The synergistic action of involved key residues. (A–C), The I-V curves of K_V4.1/282TD (A), K_V4.2/280PK (B) and K_V4.3/277PK (C) before and after 10 μM κ-LhTx-1 treatment (n = 5–6). Currents at all voltages were normalized to the control current (before toxin treatment) at +100 mV in each group.
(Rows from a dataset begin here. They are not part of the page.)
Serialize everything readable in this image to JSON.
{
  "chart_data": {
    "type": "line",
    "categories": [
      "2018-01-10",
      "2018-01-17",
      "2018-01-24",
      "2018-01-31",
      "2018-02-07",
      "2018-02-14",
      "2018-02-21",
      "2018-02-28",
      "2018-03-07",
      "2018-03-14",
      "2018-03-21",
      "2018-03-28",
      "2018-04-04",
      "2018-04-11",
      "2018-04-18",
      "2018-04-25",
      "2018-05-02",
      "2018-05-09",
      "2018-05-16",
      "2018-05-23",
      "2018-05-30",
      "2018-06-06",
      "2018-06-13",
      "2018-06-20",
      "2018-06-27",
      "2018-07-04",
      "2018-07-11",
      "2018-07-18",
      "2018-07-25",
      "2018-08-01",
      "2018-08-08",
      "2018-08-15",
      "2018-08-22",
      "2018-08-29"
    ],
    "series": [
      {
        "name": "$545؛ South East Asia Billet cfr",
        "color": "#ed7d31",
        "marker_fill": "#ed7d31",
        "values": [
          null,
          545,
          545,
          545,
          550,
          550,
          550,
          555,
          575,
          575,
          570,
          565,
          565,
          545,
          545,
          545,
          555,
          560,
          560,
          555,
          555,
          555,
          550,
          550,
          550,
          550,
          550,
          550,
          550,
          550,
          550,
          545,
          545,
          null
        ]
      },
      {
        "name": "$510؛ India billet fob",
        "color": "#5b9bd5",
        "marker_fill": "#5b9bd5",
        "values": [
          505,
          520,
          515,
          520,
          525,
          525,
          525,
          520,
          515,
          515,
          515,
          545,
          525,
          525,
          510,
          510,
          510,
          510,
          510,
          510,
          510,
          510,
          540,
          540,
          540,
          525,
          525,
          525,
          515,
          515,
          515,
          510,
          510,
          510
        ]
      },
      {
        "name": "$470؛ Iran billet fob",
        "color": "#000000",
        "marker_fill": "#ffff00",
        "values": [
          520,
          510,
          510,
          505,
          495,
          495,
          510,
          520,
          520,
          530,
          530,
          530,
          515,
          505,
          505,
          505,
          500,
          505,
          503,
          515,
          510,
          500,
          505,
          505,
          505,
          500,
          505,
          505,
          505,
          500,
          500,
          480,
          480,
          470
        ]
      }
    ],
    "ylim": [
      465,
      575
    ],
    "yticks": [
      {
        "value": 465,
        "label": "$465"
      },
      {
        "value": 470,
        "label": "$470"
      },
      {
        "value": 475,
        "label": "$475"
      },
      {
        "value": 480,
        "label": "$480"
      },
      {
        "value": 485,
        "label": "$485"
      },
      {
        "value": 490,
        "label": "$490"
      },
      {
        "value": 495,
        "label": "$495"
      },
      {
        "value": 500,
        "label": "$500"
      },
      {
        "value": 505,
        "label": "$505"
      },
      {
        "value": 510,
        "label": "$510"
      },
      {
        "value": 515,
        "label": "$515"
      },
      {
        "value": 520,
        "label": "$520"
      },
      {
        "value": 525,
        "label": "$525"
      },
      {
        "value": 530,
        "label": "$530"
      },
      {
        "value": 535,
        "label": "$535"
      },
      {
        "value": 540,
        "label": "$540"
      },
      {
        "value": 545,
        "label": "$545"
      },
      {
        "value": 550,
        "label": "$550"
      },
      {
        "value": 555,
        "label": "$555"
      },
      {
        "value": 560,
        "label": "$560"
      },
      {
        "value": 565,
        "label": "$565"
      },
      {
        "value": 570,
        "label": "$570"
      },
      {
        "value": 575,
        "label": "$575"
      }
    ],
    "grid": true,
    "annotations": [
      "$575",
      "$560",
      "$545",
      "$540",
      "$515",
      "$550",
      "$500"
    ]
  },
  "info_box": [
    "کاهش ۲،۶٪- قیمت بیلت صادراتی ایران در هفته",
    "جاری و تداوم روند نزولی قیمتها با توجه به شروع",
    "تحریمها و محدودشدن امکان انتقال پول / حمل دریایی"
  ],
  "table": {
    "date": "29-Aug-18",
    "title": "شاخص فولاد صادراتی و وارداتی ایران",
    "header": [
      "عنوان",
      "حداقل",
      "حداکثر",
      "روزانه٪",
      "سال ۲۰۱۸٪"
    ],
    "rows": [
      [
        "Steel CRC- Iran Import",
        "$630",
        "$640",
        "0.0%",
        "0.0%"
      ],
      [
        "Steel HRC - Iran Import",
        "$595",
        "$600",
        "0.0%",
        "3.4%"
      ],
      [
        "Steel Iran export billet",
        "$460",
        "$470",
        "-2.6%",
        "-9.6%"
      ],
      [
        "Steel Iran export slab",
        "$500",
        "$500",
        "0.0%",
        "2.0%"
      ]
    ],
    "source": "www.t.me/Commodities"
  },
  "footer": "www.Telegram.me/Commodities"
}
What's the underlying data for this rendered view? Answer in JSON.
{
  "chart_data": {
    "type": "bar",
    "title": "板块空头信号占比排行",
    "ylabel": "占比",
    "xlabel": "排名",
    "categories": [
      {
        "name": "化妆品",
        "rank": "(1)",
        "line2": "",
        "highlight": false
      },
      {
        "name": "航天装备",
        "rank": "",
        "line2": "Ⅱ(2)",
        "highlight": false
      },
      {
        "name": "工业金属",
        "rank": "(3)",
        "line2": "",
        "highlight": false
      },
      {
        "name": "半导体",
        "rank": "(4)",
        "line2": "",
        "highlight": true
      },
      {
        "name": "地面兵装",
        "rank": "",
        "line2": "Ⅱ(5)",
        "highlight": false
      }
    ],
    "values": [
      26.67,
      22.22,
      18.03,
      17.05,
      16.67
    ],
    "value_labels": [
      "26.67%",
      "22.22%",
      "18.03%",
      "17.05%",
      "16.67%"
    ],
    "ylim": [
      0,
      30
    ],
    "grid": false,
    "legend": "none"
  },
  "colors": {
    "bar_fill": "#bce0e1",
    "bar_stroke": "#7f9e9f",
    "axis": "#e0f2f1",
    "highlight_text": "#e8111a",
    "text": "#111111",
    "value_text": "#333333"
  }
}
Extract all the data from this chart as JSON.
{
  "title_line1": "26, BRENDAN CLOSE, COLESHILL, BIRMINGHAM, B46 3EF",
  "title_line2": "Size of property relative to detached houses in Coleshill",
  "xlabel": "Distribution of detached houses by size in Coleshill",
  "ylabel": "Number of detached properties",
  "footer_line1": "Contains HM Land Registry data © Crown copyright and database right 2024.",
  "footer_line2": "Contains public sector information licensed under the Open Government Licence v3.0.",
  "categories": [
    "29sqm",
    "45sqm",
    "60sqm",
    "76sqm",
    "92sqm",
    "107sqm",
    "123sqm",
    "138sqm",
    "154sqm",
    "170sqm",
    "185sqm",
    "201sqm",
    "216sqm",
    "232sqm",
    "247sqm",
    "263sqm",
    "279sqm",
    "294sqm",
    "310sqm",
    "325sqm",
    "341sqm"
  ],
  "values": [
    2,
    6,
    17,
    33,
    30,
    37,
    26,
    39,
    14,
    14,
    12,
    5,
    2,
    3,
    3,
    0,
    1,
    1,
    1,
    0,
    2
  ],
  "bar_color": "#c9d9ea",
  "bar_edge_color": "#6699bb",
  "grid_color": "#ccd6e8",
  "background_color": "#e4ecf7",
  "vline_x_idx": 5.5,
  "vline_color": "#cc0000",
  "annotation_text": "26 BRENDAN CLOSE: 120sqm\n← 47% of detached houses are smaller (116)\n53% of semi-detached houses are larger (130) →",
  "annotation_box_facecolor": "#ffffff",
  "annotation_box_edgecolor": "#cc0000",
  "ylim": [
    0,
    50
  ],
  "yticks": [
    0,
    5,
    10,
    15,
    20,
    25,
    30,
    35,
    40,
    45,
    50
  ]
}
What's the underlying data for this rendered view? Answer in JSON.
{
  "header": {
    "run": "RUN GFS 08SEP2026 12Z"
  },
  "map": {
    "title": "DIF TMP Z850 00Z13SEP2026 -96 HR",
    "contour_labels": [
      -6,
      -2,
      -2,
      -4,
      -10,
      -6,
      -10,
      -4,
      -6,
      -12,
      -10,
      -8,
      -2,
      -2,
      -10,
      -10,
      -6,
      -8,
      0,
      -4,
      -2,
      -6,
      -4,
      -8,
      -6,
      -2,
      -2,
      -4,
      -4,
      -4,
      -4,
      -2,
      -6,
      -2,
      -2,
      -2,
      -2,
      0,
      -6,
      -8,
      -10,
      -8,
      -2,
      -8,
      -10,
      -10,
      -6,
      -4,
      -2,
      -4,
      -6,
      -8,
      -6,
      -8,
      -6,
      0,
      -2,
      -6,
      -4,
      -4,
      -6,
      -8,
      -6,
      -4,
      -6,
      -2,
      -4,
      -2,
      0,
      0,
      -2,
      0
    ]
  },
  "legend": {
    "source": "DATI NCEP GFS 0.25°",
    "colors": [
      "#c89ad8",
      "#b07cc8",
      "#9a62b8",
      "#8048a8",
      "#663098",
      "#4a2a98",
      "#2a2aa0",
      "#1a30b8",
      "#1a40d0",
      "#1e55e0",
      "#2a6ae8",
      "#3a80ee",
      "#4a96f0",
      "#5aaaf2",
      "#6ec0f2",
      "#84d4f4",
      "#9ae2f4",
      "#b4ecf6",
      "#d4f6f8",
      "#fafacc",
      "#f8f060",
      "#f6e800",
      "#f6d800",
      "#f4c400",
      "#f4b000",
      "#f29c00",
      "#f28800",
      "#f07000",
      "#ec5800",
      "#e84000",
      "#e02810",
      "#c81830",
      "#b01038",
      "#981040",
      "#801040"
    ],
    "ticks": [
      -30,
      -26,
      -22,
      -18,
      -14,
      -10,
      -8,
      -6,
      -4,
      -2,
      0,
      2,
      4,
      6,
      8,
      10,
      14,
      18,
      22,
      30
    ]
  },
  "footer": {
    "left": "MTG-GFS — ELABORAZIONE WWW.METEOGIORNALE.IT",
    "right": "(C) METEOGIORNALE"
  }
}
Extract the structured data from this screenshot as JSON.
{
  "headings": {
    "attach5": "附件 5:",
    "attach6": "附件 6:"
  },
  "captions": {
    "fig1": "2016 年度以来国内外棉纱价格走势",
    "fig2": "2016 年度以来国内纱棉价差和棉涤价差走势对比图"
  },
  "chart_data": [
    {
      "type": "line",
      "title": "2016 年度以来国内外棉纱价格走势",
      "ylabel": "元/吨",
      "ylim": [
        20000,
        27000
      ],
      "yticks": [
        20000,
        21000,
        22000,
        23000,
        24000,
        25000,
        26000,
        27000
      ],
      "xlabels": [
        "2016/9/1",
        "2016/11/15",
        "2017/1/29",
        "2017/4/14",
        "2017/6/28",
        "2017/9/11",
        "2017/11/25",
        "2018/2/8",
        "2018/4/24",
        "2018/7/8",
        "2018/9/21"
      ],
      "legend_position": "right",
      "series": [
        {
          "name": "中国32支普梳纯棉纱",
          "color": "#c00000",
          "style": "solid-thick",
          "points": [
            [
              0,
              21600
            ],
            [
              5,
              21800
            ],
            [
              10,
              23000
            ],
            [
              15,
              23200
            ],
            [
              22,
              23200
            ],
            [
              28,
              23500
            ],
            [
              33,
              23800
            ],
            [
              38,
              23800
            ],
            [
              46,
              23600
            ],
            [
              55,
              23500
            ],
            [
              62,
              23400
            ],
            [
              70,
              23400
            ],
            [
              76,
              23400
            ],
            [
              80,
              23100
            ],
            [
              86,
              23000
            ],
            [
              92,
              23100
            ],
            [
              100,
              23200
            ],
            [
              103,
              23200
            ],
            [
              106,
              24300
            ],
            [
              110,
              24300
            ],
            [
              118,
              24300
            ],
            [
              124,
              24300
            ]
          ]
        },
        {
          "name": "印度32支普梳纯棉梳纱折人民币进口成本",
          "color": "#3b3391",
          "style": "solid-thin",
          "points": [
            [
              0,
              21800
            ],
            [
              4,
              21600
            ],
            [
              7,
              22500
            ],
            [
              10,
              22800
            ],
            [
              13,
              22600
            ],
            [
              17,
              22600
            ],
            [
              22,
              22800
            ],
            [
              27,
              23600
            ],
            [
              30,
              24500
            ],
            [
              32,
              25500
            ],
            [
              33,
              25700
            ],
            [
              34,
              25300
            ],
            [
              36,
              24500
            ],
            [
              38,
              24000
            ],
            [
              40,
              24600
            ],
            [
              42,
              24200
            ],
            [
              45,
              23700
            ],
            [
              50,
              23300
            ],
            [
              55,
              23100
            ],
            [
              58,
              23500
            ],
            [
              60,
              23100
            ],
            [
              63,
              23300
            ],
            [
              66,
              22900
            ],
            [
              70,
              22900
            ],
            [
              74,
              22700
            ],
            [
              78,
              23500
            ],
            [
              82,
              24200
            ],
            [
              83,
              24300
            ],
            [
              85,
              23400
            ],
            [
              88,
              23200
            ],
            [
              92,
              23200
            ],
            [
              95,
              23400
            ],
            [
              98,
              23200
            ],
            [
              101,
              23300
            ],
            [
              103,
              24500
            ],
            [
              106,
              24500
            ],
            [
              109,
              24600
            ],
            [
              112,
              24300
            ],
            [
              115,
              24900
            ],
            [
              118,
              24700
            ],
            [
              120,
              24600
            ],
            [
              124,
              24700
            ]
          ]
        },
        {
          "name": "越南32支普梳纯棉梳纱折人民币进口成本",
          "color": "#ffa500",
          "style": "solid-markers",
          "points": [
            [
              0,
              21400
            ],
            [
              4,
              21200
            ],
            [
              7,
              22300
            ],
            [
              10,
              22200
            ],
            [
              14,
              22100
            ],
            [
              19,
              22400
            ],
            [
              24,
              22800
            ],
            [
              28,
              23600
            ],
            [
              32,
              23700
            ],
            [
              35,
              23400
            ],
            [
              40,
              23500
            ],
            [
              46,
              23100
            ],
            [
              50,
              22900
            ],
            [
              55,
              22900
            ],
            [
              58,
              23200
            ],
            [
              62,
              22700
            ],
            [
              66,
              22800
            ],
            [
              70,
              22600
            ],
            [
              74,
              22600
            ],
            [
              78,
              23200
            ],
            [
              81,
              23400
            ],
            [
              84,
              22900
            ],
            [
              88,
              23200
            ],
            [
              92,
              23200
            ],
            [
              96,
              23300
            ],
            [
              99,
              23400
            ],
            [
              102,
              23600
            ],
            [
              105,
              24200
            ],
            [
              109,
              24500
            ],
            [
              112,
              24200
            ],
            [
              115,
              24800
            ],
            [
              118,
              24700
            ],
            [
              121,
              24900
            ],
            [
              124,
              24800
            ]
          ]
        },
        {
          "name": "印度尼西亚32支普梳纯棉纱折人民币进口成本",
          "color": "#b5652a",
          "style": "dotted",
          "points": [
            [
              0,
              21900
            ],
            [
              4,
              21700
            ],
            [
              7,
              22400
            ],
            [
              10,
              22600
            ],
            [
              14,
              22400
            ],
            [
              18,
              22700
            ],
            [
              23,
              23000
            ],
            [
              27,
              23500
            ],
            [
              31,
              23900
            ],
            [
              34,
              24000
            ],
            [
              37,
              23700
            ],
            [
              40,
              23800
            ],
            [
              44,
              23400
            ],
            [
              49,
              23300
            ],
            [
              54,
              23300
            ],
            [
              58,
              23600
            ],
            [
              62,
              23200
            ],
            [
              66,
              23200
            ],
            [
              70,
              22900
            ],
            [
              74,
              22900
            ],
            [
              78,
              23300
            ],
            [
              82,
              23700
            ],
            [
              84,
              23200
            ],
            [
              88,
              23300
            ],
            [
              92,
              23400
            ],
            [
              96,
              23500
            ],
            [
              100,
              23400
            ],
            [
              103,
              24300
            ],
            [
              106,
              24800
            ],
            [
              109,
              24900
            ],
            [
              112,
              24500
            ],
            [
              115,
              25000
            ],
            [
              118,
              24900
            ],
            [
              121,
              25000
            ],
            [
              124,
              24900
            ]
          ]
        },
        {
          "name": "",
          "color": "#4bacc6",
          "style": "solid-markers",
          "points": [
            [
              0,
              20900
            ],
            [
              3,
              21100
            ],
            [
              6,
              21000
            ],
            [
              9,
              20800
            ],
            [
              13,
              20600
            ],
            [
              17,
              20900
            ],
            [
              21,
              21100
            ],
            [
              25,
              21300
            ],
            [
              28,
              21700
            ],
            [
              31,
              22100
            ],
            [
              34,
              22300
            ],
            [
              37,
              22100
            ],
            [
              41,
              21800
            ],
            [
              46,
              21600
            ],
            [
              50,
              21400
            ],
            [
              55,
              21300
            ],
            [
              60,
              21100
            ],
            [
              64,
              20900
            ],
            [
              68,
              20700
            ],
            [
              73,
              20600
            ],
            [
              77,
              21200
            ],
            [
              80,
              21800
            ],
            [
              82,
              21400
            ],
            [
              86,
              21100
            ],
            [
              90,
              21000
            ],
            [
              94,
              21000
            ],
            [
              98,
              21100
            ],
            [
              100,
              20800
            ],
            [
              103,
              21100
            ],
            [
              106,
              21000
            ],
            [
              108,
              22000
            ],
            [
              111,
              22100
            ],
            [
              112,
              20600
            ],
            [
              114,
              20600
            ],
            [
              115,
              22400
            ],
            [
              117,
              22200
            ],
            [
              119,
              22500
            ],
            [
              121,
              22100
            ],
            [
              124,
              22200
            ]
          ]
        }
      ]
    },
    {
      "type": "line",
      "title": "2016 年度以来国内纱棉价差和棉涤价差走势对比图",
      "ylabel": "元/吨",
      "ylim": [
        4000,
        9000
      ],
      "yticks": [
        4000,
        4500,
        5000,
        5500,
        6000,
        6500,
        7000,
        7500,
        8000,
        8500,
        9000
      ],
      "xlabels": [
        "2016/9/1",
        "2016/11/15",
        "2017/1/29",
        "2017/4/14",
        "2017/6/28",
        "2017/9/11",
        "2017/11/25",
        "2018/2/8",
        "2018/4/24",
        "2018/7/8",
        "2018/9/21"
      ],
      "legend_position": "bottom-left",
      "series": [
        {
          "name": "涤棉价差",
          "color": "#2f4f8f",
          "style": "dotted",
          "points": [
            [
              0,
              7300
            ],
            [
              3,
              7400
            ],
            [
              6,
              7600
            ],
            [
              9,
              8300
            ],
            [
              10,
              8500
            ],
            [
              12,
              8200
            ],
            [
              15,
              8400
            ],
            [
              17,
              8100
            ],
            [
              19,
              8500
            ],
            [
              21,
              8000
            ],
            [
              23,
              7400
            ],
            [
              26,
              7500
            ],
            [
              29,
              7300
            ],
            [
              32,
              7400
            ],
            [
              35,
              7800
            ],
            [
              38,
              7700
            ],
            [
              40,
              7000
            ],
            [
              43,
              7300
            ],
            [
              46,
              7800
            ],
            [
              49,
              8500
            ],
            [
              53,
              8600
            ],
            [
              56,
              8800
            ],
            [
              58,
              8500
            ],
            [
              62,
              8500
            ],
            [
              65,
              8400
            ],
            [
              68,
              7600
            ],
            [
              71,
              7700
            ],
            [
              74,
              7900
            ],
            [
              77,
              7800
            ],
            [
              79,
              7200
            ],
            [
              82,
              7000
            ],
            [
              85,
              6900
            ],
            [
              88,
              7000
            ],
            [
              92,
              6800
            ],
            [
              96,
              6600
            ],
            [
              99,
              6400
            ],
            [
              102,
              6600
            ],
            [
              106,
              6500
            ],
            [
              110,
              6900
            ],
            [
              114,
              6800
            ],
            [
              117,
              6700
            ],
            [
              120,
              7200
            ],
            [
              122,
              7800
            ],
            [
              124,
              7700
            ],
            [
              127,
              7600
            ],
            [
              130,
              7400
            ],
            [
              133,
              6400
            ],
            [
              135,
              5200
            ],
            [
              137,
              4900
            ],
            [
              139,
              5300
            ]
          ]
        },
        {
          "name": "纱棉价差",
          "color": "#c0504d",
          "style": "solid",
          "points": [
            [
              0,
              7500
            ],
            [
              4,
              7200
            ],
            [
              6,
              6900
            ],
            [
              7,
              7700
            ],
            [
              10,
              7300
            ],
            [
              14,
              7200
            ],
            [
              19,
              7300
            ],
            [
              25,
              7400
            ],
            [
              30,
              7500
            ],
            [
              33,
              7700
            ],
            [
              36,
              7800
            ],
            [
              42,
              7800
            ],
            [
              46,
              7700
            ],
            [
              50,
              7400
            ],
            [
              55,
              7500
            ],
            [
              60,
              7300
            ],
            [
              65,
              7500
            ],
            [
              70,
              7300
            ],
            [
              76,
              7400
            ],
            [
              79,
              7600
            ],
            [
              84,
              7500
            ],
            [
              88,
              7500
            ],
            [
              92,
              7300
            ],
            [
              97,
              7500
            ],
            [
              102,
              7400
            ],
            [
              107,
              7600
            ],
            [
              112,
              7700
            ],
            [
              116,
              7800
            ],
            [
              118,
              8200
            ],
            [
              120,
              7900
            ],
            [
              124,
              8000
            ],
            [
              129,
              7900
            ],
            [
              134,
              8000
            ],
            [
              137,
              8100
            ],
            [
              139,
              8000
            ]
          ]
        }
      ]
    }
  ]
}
K_V4.1/282TD, K_V4.2/280PK and K_V4.3/277PK mutants were made by mutating P282/K283 to T282/D283 in K_V4.1, T280/D281 to P280/K281 in K_V4.2 and T277/N278 to P277/K278 in K_V4.3, respectively. (D), The statistical diagram of the ∆V_a and inhi%_(min) values of wild-type K_V4 channels and mutants referred in this Figure, showing K_V4.1/282TD has the same voltage-dependence phenotype as K_V4.2/4.3, while K_V4.2/280PK and K_V4.3/277PK have the same voltage-dependence phenotype as K_V4.1, as regard to their inhibition by κ-LhTx-1 (***, p < 0.001; NS, not significantly different; ONE-WAY ANOVA).